READ THOMAS EOS MUHLY Control NORMAN Switch
This disc contains premiere recordings of the three works commissioned by the Utah Symphony to celebrate its 75th birthday, and as a bright and upbeat showcase for the orchestra it does its job nicely. Two are overtly inspired by Utah’s natural landscapes, while the third (and most exciting) is primarily enthralled by the boisterous virtuosity of its percussion soloist, Colin Currie. More on that in a moment.
First comes the five-movement EON (the goddess of the dawn) by Augusta Read Thomas, who knows what she wants from an orchestra: a sound that is ‘always luminous and never muddy’, she writes.

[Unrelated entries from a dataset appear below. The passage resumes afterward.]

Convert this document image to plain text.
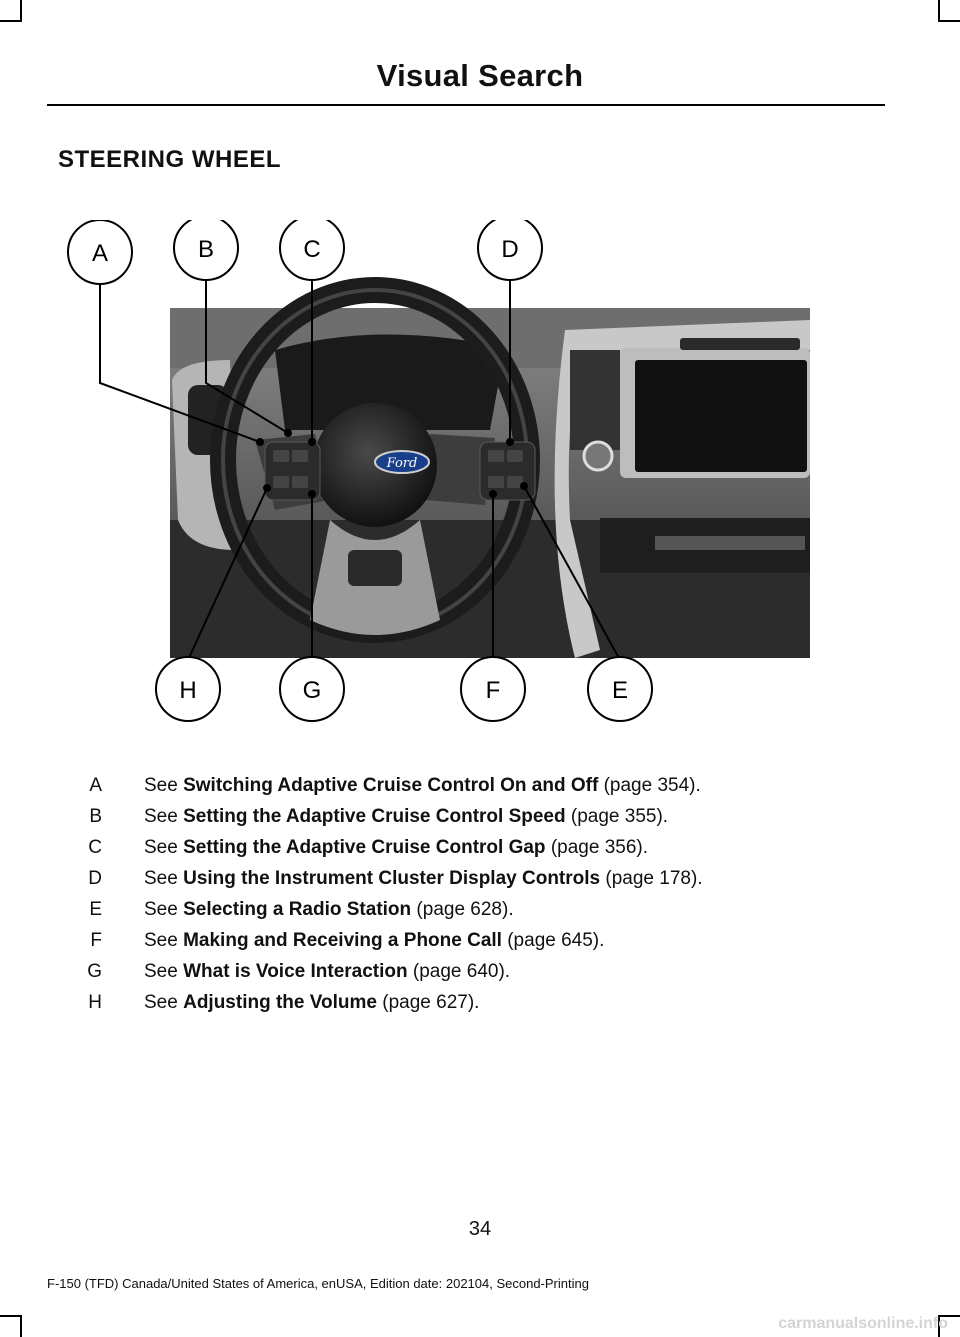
Visual Search
STEERING WHEEL
Ford
A	B	C	D
E
F
G
H
A See Switching Adaptive Cruise Control On and Off (page 354).
B See Setting the Adaptive Cruise Control Speed (page 355).
C See Setting the Adaptive Cruise Control Gap (page 356).
D See Using the Instrument Cluster Display Controls (page 178).
E See Selecting a Radio Station (page 628).
F See Making and Receiving a Phone Call (page 645).
G See What is Voice Interaction (page 640).
H See Adjusting the Volume (page 627).
34
F-150 (TFD) Canada/United States of America, enUSA, Edition date: 202104, Second-Printing
carmanualsonline.info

There’s certainly a lot of light in her music, with clear space between the wholesome horns and triangles of ‘Shimmering’ or the chimes and bass clarinets of ‘Spring Rain’. This is neat, well-crafted writing – but Read Thomas also aims to imbue the music with her ‘physical and mental sense of caprice’ and, to me, all that neatness negates any real sense of caprice. Thierry Fischer conducts diligently, without a great deal of wildness.

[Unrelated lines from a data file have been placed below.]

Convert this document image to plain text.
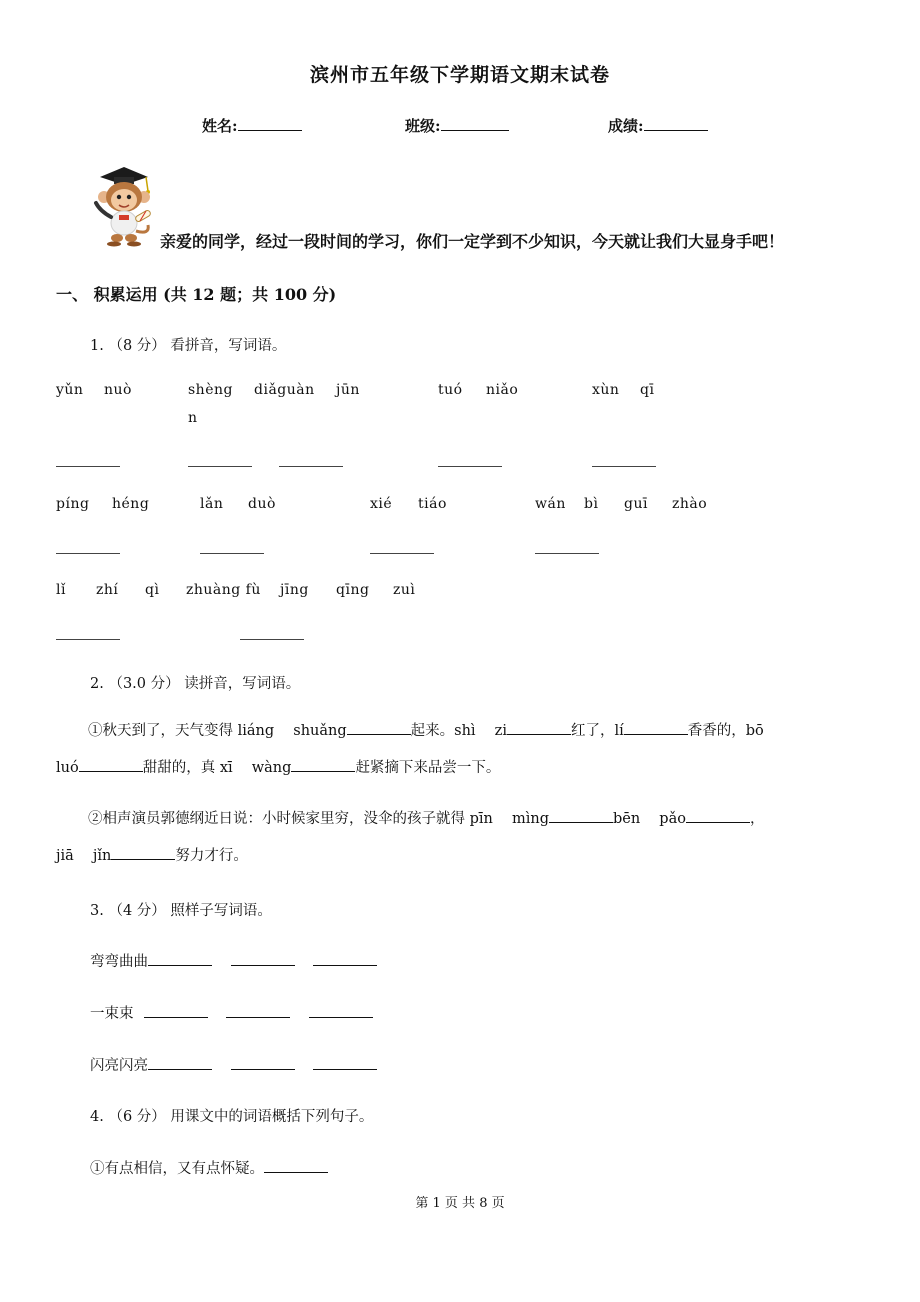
滨州市五年级下学期语文期末试卷
姓名:	班级:	成绩:
亲爱的同学，经过一段时间的学习，你们一定学到不少知识，今天就让我们大显身手吧！
一、 积累运用 (共 12 题；共 100 分)
1. （8 分） 看拼音，写词语。
yǔn nuò	shèng
n
diǎguàn jūn	tuó niǎo	xùn qī
píng héng	lǎn duò	xié tiáo	wán bì guī zhào
lǐ zhí qì zhuàng fù jīng qīng zuì
2. （3.0 分） 读拼音，写词语。
①秋天到了，天气变得 liáng　 shuǎng	起来。shì　 zi	红了，lí	香香的，bō
luó	甜甜的，真 xī　 wàng	赶紧摘下来品尝一下。
②相声演员郭德纲近日说：小时候家里穷，没伞的孩子就得 pīn　 mìng	bēn　 pǎo	，
jiā　 jǐn	努力才行。
3. （4 分） 照样子写词语。
弯弯曲曲
一束束
闪亮闪亮
4. （6 分） 用课文中的词语概括下列句子。
①有点相信，又有点怀疑。
第 1 页 共 8 页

There is one looming template when it comes to capturing Utah’s landscape in orchestral sound: credit to Nico Muhly for acknowledging Messiaen’s visionary 1972 work Des canyons aux étoiles… upfront in his booklet-notes. But where Messiaen conjured the rocks and expanses in magnificently mystic terms, Muhly’s prosaic language doesn’t come close. His piece, Control, is dense with references to Utah’s history, incorporating an Ute tobacco song, technological innovations (wagons, fibre internet connections) and 90-year-old graffiti etched next to a petroglyph. But the music is less interesting than the blurb. Opening flutes and harps are shattered by jutting heavy brass – maybe Muhly still remembers John Adams’s comment that ‘at times there is a surfeit of prettiness in Nico’s music’. But prettiness wins out in the ecstatic chimes and chattering winds of ‘Mountain’ (‘insect-like punctuations’) and in the pert interlocking rhythms of ‘Beehive’ (‘morse-code-like’). The Muhly formula of bright sounds doing busy things, dark sounds doing rousing things and momentum driven forward by swells and crescendos begins to wear thin by the final movement.

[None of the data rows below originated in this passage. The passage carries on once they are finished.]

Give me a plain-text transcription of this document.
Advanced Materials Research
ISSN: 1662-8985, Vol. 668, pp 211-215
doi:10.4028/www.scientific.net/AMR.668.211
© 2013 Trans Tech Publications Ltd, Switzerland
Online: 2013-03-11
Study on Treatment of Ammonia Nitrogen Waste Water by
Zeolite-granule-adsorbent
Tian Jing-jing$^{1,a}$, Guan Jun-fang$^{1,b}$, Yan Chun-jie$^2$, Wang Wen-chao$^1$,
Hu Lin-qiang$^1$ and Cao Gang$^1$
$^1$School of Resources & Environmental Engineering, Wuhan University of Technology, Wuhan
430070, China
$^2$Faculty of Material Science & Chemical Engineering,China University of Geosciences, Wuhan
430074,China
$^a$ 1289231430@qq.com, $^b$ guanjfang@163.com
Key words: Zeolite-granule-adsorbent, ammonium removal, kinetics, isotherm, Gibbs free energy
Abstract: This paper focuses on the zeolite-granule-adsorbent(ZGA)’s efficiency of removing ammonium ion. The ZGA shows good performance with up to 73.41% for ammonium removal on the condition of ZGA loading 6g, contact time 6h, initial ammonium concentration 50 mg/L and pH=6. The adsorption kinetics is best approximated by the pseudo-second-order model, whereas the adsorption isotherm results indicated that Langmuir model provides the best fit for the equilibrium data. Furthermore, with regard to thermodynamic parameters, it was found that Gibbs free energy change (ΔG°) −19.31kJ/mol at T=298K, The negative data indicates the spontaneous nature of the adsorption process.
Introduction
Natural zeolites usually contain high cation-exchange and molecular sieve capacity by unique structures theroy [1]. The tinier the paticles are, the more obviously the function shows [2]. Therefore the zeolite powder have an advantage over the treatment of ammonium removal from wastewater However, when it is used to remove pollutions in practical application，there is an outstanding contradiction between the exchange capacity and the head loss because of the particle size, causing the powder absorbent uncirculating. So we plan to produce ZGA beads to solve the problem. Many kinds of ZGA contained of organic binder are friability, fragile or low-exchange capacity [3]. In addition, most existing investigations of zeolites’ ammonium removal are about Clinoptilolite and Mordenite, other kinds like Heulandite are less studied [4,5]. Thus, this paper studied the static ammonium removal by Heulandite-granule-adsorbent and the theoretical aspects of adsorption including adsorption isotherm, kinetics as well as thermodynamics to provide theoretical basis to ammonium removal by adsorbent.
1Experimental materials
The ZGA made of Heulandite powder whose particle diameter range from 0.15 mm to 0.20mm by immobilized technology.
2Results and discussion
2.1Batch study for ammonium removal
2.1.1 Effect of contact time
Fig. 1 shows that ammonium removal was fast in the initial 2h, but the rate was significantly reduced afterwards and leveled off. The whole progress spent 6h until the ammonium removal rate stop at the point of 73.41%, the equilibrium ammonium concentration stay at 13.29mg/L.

So the rush of unchecked energy and invention in Andrew Norman’s Switch comes as a thrill. This 30-minute span features an ultra-alert Colin Currie and is also where you’ll find the finest orchestral playing of the collection: Fischer keeps Norman’s colours super-bright, his pinball rhythms bouncy and tight, and the ensemble responds with impressive nimbleness – the winds and brass have a gloss and gusto that set textures ablaze. There’s a brilliantly elastic sense of play between soloist and orchestra, with every percussion instrument setting off a fun reaction in some part of the orchestra. One of my favourite moments comes when a choir of high winds breaks away from the throng and ascends up and up as if unstoppable for the sheer joy of it.